Regardless of the cause, there’s no doubt that when you’re seeking treatment for scoliosis, nutrition plays a big role in supporting recovery.
Today we know a lot more about the relationship between healthy food and scoliosis. A balanced, whole-food diet rich in nutrients that support bone density and neurotransmitter development is ideal. Unfortunately, the typical holiday fare consists mostly of foods that are high in calories and low in nutrition. To top it off, the weight gain from holiday overeating can aggravate back pain and other scoliosis symptoms.
So how can patients navigate this dietary minefield? For starters, you need to know which foods to eat and which to avoid.
Good Nutrition for Scoliosis
In the battle to halt scoliosis curve progression, inflammation is your enemy.
When the digestive system becomes inflamed, it becomes unable to absorb the minerals required for bone and muscle growth. Plus, the body releases cytokines that ultimately result in bone loss—so much so that people with high inflammation markers have a 73 percent higher risk of hip fractures. Inflammation also weakens the muscles responsible for holding the spine in position.
Unfortunately, the typical American diet is high in processed foods that cause inflammation and mineral depletion, such as:
- Sugar and corn syrup
- Excessive salt
- White flour
- Low-fat dairy
- Vegetable oils
- Greasy foods
- Chemical preservatives and additives
- Artificial sweeteners
For people with scoliosis, nutrition experts recommend a healthy, balanced diet filled with fresh fruits, vegetables and organic meats. Avoiding the foods listed above—and limiting citrus—can help minimize inflammation and maximize mineral absorption to support a healthy spine.
Holiday Nutrition Tips
Of course, it’s hard to avoid inflammatory foods when the holiday buffet table is usually loaded with them. But don’t worry. People with scoliosis can still enjoy the feasting by making some simple substitutions. For example:
- Replace soda and alcohol with water.
- Choose whole-grain bread instead of white.
- Eat small amounts of dark chocolate instead of milk chocolate.
- Use Stevia instead of sugar.
- Opt for fruits and vegetables as snacks or meal sides.
- Drink herbal tea instead of coffee or caffeinated tea.

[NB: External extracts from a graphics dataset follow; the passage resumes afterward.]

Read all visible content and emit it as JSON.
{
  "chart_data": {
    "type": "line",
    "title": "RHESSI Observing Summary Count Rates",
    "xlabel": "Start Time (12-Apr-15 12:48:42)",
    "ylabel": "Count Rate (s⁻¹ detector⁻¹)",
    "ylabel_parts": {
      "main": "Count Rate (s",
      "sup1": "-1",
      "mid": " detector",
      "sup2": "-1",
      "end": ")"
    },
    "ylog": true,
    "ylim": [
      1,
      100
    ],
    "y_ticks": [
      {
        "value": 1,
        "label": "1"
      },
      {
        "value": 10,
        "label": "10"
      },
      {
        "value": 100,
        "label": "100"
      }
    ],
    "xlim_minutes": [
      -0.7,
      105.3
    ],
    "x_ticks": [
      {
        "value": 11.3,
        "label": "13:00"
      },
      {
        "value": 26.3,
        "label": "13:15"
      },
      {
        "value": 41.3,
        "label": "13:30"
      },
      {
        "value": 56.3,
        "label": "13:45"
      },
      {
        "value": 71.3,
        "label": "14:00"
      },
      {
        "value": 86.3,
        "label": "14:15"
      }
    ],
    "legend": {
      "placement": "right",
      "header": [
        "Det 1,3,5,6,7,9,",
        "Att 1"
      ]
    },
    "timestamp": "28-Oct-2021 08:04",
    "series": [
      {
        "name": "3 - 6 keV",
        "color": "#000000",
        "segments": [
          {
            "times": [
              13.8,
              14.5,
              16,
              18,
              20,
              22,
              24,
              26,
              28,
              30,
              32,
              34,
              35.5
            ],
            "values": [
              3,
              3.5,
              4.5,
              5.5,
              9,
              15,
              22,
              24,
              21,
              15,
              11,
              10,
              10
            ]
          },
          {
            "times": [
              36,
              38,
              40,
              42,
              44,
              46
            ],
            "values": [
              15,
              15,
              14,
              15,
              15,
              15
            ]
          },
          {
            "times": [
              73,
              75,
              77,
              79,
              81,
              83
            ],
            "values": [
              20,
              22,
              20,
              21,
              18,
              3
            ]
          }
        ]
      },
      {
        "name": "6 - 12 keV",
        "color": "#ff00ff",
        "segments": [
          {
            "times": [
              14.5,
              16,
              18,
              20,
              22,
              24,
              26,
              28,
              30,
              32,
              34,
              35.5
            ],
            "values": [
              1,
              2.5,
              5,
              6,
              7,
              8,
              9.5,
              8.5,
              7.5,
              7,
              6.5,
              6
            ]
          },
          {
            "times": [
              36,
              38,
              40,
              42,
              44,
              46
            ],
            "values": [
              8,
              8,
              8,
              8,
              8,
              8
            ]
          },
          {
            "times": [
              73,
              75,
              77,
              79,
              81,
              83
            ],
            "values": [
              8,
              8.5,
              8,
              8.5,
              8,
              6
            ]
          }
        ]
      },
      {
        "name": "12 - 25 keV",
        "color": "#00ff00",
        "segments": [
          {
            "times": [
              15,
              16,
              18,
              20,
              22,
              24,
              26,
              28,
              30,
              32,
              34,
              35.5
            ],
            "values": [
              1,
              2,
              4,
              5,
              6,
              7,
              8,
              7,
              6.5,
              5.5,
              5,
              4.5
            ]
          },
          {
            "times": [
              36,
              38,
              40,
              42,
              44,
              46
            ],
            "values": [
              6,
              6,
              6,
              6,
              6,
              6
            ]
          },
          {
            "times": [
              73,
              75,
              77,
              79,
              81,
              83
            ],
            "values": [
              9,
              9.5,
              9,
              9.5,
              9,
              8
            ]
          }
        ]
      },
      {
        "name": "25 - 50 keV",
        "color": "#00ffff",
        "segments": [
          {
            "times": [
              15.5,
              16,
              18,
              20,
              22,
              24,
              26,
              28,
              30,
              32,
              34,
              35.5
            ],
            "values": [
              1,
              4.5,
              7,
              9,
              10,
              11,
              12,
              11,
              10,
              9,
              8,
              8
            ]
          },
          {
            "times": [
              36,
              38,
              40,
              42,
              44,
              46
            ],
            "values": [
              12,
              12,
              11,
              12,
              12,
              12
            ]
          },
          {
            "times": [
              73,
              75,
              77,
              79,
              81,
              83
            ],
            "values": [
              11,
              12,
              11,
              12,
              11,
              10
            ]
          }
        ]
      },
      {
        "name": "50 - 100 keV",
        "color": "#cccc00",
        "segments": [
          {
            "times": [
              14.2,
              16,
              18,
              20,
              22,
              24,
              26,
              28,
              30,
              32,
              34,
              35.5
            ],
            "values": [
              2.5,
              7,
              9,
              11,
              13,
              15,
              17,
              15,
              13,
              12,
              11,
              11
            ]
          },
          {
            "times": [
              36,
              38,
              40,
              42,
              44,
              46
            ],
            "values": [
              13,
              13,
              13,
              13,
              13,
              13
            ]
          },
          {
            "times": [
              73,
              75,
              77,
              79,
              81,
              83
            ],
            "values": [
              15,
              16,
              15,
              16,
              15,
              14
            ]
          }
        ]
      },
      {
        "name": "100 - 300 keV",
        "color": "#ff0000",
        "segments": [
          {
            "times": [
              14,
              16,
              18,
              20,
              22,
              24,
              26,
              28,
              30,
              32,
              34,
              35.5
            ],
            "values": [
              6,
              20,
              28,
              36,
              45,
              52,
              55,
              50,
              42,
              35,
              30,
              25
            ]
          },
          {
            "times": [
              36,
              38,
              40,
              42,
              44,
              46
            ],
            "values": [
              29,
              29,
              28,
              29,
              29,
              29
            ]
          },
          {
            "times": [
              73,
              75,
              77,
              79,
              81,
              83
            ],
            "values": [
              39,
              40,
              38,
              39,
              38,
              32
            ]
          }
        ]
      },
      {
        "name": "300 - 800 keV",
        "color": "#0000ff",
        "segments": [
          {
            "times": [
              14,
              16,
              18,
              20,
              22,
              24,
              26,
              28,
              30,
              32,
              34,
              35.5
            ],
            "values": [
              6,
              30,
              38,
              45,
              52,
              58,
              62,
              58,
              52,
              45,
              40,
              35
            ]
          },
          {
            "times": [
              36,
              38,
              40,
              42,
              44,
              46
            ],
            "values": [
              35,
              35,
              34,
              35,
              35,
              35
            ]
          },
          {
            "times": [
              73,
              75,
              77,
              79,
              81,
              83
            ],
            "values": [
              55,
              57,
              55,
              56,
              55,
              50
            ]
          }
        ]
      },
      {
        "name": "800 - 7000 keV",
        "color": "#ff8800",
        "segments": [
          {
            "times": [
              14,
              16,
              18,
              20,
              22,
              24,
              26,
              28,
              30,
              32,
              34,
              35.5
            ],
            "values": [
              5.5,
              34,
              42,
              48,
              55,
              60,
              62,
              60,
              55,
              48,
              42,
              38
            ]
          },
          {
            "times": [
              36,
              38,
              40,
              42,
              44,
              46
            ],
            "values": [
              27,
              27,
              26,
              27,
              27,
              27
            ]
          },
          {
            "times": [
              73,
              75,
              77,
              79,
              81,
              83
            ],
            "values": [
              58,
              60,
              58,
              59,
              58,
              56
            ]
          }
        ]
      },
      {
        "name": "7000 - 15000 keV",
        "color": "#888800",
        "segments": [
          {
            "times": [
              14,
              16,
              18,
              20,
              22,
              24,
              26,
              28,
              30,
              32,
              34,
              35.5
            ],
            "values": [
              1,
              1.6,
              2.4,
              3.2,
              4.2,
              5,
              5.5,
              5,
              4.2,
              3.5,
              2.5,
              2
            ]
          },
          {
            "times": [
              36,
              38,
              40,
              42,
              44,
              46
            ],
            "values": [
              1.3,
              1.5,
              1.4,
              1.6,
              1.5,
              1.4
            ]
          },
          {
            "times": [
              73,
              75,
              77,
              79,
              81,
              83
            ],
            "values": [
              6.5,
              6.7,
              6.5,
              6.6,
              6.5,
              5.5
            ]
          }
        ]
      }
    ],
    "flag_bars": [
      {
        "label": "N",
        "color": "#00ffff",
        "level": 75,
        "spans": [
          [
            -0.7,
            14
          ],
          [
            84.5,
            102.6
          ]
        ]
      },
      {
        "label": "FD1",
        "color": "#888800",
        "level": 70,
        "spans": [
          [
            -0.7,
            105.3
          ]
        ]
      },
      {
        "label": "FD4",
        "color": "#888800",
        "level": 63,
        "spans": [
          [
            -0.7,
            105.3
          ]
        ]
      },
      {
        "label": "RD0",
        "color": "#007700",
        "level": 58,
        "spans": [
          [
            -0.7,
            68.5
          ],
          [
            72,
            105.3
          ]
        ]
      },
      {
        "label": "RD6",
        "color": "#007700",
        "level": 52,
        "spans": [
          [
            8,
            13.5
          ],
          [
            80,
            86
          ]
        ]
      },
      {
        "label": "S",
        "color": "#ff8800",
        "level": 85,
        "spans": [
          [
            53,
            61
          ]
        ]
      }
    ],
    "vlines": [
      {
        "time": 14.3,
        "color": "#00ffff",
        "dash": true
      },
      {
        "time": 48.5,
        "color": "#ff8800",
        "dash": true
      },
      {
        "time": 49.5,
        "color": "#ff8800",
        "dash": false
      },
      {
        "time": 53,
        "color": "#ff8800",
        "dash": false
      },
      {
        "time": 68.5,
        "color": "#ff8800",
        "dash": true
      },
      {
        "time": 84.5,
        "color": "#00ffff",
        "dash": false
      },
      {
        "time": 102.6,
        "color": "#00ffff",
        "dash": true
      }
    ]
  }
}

Dietary Supplements for Scoliosis
Eliminating inflammatory foods from your diet is just the first step in treating scoliosis through nutrition. It’s also important to replace lost nutrients and correct any mineral deficiencies that are contributing to scoliosis progression.
Neurotransmitter testing helps pinpoint which nutrients are lacking and identify the right dietary supplements to bring your body back into balance. Neurotransmitters are chemicals that carry messages from your brain to the rest of your body. Scoliosis has been linked to deficiencies in the neurotransmitters responsible for postural control. Improving neurotransmitter levels through nutritional supplements is an essential part of a holistic scoliosis treatment plan.
There are many different supplements that can help support treatment of scoliosis. For example, our Scoli StrongBone Formula combines Ossopan, a basic building block for bone re-mineralization, with the right levels of calcium, vitamin D, phosphorus and boron.
The holidays can be stressful enough without having to worry about scoliosis pain and progression. Following a healthy diet can help minimize the seasonal impact on scoliosis symptoms.